No doubt, the outburst by Labour Party’s flag bearer, Peter Obi against Senator Dino Melaye, spokesperson for the Peoples Democratic Party’s candidate, Atiku Abubakar attracted the most part of the conversation in the aftermath of the event.
Obi had challenged the former Kogi West lawmaker to chun romancing his person with the characteristics of his purported supporters on social media.
Away from that, the meeting also presented Atiku’s running mate for the 2023 presidential poll, Governor Ifeanyi Okowa of Delta State, a platform to intimate Nigerians on the plans of the PDP for them.
The former lawmaker in his presentation, spoke highly of what lies in wait for Nigerians if the PDP is returned to power in 2023, using his record as governor of Delta State as a pointer.
According to Okowa, riverine communities in the state were mostly war-torn, short of peace and insecure as of when he came into power.
The self-styled road master further painted the picture of how much development he has brought to these areas under his watch.
“In my state, Delta State used to be very troubled, especially in the oil producing areas. It was always a place of constant agitation. But we took development to them, we recreated the economy. We have continued to grow entrepreneurs.

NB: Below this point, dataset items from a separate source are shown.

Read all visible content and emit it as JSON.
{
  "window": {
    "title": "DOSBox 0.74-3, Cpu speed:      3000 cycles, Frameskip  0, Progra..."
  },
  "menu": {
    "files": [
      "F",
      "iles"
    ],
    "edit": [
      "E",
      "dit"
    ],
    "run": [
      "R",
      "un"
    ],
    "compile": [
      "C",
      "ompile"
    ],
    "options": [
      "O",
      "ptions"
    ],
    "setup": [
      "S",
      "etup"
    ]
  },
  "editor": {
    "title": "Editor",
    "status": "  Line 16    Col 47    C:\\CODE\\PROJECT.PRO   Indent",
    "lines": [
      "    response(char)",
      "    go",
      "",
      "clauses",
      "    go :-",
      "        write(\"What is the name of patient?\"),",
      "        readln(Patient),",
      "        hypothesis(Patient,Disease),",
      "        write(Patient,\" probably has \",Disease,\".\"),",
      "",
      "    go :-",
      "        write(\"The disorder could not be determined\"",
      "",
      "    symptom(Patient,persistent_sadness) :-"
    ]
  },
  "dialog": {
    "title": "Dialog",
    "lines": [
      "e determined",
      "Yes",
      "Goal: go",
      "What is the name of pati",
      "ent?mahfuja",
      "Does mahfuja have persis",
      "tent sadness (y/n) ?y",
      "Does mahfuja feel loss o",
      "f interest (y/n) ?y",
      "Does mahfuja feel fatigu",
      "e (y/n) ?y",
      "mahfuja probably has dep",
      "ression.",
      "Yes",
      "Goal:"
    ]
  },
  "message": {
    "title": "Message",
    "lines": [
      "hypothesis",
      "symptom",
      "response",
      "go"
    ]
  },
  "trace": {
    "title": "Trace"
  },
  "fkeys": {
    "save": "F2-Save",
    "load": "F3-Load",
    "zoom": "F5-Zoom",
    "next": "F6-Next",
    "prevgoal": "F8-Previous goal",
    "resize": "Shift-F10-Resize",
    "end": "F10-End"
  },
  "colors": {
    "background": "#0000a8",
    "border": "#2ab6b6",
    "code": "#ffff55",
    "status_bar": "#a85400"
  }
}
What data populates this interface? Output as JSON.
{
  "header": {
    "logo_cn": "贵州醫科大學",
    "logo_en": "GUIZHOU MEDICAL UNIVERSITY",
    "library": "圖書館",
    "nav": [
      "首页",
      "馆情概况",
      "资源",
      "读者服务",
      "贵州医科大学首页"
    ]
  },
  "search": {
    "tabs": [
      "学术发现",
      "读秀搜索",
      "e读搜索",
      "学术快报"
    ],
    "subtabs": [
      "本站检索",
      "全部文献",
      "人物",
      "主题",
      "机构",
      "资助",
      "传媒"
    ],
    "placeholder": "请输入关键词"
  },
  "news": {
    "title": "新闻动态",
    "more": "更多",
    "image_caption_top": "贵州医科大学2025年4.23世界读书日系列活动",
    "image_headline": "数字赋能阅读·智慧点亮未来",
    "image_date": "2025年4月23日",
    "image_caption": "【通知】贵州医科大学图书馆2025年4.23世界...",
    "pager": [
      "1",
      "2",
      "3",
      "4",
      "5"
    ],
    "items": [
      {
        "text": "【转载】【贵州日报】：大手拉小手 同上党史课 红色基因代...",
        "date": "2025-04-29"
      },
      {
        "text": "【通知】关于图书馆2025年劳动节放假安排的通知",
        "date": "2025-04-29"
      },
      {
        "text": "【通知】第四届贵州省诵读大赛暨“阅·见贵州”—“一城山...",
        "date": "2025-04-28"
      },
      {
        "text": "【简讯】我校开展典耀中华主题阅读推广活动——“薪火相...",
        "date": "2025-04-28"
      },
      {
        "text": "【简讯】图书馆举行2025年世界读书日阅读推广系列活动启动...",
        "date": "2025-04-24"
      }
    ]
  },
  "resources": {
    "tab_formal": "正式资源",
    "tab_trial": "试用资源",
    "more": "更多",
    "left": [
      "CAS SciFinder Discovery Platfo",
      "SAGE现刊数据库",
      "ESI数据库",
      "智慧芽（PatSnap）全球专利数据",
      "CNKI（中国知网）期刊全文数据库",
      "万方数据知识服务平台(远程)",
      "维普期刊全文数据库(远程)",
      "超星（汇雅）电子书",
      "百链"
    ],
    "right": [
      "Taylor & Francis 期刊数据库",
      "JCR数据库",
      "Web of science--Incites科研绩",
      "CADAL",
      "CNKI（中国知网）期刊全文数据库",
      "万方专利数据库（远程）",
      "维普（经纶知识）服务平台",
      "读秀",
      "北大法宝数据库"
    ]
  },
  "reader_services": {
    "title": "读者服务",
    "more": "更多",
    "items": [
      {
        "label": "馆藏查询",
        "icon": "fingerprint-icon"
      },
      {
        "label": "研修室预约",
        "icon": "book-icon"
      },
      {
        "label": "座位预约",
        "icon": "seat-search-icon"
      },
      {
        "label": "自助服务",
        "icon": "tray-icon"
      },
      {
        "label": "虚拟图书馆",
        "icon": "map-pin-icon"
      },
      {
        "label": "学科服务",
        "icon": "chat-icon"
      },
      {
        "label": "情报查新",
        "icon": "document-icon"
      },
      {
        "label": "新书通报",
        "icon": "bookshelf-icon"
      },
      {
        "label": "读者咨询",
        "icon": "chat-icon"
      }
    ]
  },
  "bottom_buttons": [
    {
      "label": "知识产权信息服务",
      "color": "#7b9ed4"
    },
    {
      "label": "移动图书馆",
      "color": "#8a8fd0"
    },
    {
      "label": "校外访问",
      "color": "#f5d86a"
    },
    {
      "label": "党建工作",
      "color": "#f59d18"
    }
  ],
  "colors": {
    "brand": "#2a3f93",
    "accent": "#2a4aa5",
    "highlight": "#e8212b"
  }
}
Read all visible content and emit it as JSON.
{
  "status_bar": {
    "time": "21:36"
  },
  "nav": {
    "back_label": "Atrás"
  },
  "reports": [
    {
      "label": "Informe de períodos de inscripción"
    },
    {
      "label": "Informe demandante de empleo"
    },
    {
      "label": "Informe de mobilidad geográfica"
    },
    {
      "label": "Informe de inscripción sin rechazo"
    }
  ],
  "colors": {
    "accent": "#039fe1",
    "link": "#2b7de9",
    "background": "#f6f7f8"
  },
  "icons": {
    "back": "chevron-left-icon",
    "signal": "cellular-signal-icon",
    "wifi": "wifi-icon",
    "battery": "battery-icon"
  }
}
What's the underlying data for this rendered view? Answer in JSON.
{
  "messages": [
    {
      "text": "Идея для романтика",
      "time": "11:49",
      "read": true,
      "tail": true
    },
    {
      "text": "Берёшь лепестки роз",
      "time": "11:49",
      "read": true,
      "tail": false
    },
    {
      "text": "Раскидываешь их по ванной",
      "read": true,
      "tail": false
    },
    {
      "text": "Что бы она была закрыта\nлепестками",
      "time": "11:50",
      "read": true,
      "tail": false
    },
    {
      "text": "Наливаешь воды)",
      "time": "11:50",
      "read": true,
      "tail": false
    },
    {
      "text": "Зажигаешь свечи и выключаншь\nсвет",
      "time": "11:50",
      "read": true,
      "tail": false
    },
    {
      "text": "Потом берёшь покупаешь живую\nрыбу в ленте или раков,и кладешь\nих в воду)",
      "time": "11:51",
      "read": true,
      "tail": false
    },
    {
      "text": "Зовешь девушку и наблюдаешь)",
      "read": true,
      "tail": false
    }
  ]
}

“If you go into the riverine areas of Delta State today, you will see a lot of development, they now have liveable towns. And the people are convinced and they can see hope. They are now partnering with Government.”
Of course, the governor’s comments were greeted with an outcry of rejection, as many described his claims as false.
The big question remains, Did Okowa lie?
Restoring peace in the absence of war?
A fact-check on records of insecurity, communal crises and war across Delta State between 2015 and 2022 indicate that none of the riverine communities domiciled in the Delta South Senatorial District have been found wanting in that regard.
In fact, the only inter-communal crisis involving communities in the area under view was and still remains the land tussle between Aladja and Ogbe-Ijoh communities.
For emphasis sake, the Aladja and Ogbe-Ijoh crisis dates back to decades and remains unresolved even under Okowa’s watch.
While the incumbent administration has expended little efforts to reconcile the neighboring communities, the crisis that has claimed numerous lives, lingers.
The average Delta South citizen would be left to wonder the tension and rift the state’s Chief Security Officer referred to.
Would it be safe to say the ‘Ekwueme’ simply meant the occasional agitations involving oil bearing communities and multinationals?
Bar that, nothing justifies the claims by the Ika-born politician on solving unrest among coastal communities in the state.
Who resolves crisis where there wasn’t one?
Sadly-amazingly, no individual or group domiciled in the area under view has come forward to refute the governor’s comments.